Chi di Iena ferisce, di Iena perisce. Non si tratta di un film di Quentin Tarantino, ma della realtà della cronaca politica di queste giornate – o, forse, dell’iperrealtà che in epoca postmoderna risulta talvolta più reale del reale. E, di sicuro, lo scandalo che sta lambendo Luigi Di Maio, portato alla luce da Le Iene, si sta rivelando una vicenda piuttosto pulp per il vicepremier e ministro del Lavoro alle prese con un padre utilizzatore di lavoro nero nella propria ditta. I suoi numerosissimi sostenitori e follower invocano il principio per cui le colpe dei padri non devono ricadere sui figli, ma nella fattispecie appare come una giustificazione «pelosa» e doppio-pesista, visto che il leader pentastellato ha costruito le sue fortune sull’invocazione assolutistica della virtù prepolitica dell’onestà, e ha ampiamente fatto ricorso all’argomento della colpevolezza genitoriale per attaccare il Pd.

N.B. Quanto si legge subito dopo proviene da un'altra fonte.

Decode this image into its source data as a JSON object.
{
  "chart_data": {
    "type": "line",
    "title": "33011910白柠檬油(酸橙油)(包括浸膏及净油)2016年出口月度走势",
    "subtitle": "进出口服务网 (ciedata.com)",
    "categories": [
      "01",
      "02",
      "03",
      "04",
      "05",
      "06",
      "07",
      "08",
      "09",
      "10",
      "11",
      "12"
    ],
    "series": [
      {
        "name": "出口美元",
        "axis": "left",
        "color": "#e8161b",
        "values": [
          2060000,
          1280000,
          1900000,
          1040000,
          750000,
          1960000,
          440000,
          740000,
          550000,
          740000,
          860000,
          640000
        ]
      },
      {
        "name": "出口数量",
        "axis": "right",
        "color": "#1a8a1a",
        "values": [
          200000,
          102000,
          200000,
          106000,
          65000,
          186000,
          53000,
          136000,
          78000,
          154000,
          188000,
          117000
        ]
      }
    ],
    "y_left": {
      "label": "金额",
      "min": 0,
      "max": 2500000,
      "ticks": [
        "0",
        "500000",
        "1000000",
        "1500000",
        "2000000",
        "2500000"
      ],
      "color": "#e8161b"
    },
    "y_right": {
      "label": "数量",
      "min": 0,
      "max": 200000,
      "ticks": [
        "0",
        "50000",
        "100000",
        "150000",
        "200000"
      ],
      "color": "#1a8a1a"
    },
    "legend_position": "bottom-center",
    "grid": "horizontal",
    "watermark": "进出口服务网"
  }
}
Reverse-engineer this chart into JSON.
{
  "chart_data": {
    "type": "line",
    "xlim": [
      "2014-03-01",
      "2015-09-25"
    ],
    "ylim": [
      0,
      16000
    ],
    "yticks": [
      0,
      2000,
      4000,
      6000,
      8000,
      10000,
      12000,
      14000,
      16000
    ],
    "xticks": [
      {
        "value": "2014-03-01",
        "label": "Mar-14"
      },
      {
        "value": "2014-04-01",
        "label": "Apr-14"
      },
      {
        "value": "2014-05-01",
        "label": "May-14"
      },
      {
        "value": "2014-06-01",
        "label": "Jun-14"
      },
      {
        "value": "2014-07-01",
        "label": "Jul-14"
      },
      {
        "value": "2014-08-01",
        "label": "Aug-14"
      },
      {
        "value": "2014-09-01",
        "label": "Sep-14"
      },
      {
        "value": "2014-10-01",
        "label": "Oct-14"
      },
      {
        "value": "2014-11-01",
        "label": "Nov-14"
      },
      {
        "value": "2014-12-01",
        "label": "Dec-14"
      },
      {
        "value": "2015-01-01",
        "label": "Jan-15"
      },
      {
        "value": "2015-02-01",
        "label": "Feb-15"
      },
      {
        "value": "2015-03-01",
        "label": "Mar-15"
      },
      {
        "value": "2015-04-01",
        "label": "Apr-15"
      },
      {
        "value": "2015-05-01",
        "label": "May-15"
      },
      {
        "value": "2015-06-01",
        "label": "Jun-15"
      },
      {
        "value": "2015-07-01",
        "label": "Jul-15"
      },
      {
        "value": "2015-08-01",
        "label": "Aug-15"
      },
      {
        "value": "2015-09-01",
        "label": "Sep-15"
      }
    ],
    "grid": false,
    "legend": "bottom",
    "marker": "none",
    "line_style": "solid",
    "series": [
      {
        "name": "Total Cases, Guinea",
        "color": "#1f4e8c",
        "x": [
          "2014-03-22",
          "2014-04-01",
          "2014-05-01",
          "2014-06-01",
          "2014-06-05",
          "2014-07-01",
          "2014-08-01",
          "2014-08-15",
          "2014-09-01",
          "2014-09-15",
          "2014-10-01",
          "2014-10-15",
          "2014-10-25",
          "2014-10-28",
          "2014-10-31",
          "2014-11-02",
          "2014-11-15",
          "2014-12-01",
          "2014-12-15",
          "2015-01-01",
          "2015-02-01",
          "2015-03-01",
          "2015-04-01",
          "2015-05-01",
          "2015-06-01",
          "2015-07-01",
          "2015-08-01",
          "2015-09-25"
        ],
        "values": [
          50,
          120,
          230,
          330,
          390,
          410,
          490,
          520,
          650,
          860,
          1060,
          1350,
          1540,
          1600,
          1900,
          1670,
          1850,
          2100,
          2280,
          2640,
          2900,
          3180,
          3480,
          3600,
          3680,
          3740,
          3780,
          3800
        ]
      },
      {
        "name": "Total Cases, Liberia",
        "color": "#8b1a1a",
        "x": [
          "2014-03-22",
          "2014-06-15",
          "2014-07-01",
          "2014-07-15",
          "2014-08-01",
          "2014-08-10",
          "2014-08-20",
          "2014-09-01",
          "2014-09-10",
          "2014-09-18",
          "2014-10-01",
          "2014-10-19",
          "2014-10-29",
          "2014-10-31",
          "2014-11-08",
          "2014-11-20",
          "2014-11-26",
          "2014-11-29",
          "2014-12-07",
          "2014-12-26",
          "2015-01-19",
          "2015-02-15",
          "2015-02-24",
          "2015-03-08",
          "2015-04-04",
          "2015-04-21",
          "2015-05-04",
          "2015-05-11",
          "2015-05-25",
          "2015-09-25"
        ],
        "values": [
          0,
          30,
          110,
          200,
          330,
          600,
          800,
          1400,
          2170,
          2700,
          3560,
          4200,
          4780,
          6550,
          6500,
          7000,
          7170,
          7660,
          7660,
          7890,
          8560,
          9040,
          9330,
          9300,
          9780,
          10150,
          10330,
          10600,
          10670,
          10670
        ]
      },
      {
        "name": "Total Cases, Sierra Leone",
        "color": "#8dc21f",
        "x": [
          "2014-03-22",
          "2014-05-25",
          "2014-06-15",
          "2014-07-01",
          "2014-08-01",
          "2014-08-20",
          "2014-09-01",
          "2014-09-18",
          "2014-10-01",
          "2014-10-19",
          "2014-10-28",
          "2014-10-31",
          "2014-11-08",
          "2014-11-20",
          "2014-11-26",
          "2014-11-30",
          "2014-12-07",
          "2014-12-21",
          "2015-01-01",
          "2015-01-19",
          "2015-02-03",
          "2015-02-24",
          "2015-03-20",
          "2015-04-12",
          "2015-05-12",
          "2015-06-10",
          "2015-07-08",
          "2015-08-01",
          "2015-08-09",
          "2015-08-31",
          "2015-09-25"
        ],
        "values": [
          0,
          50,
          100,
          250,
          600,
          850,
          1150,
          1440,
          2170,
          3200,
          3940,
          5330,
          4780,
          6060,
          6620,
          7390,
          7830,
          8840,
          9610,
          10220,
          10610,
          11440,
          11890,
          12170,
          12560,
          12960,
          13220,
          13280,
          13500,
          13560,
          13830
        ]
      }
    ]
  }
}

L’affaire familiare di Di Maio, con il doloroso balletto di «non so», prese di distanza e imbarazzi assume i tratti della nemesi. E conferma quanto il paradigma della neotv rimanga sempre rilevante e significativo in Italia nel dettare l’agenda politica (come aveva illustrato Umberto Eco, i cui scritti sul tema sono raccolti nell’antologia Sulla televisione, La nave di Teseo).

È precisamente una nemesi quella che va ora in scena (e in onda) perché il grillismo si rivela molto debitore dell’ideologia giustizialista, non solo nella sua versione politica – e di partito sponda di «una certa idea della magistratura» – ma anche (e, forse, specialmente) con riferimento alla giustizia fai da te e secondo i canoni della società dello spettacolo. Quella incarnatasi, giustappunto, in una serie di trasmissioni televisive – in primis, Striscia la notizia, Le Iene, e per qualche verso anche Chi l’ha visto? – da cui emerge una sostanziale sfiducia nei confronti della politica tradizionale e di establishment come strumento di risoluzione dei problemi, da sostituire nel nome di una ben maggiore efficacia ed efficienza tramite il piccolo schermo. Programmi di «infotainment 2.0» e «politica pop», come ha scritto lo studioso Gianpietro Mazzoleni – spesso imbevuti di intuizioni e trovate direttamente provenienti dall’armamentario del situazionismo – che si propongono con una funzione di denuncia e di servizio a favore dei cittadini; e che hanno contribuito in maniera potente alla costruzione del discorso pubblico del gentismo e di quel clima di opinione ispirato all’anti-politica di cui, non per caso, ha beneficiato innanzitutto il Movimento 5 Stelle. A partire, beninteso, dall’inoppugnabile dato di fatto di una corruzione praticamente endemica rispetto alla quale il neopopulismo si è presentato proprio come la ricetta utile a operare una bonifica. Ed ecco, così, Beppe Grillo che indossa i panni del «Gabibbo barbuto», e il giustizialismo neotelevisivo che ha fornito quadri dirigenti e frontman da inviare nei talk (come l’ex Iena Dino Giarrusso o l’ex «domatore di leoni» de La Gabbia Gianluigi Paragone). E, soprattutto, format comunicativi che si sono trasformati in «forma politica» e nell’informe e liquidissimo partito-movimento del M5S. E che ora si rivoltano contro i loro finora invincibili apprendisti stregoni, che hanno alimentato (e capitalizzato) la ribellione derivante dal disagio sociale e dal malcontento esistenziale. Un po’ come avvenne nella Rivoluzione francese, che divorò e spedì sulla ghigliottina gli stessi giacobini e montagnardi artefici del Terrore.

L’onda della contestazione, infatti, ha tutta l’aria di non fermarsi, e il cambio di paradigma che stiamo vivendo è esattamente quello dell’ingresso in un’era di neverending protest (la protesta infinita) alla ricerca permanente di nuovi imprenditori politici «contro». A meno di cambiare schema di gioco, e tipologia di offerta politica; ma gli (ex) antisistemici 5 Stelle, che ormai faticano sempre di più a scrollarsi di dosso la percezione di essere diventati anch’essi un pezzo del sistema, non sembrano esserne in grado, né volerlo davvero.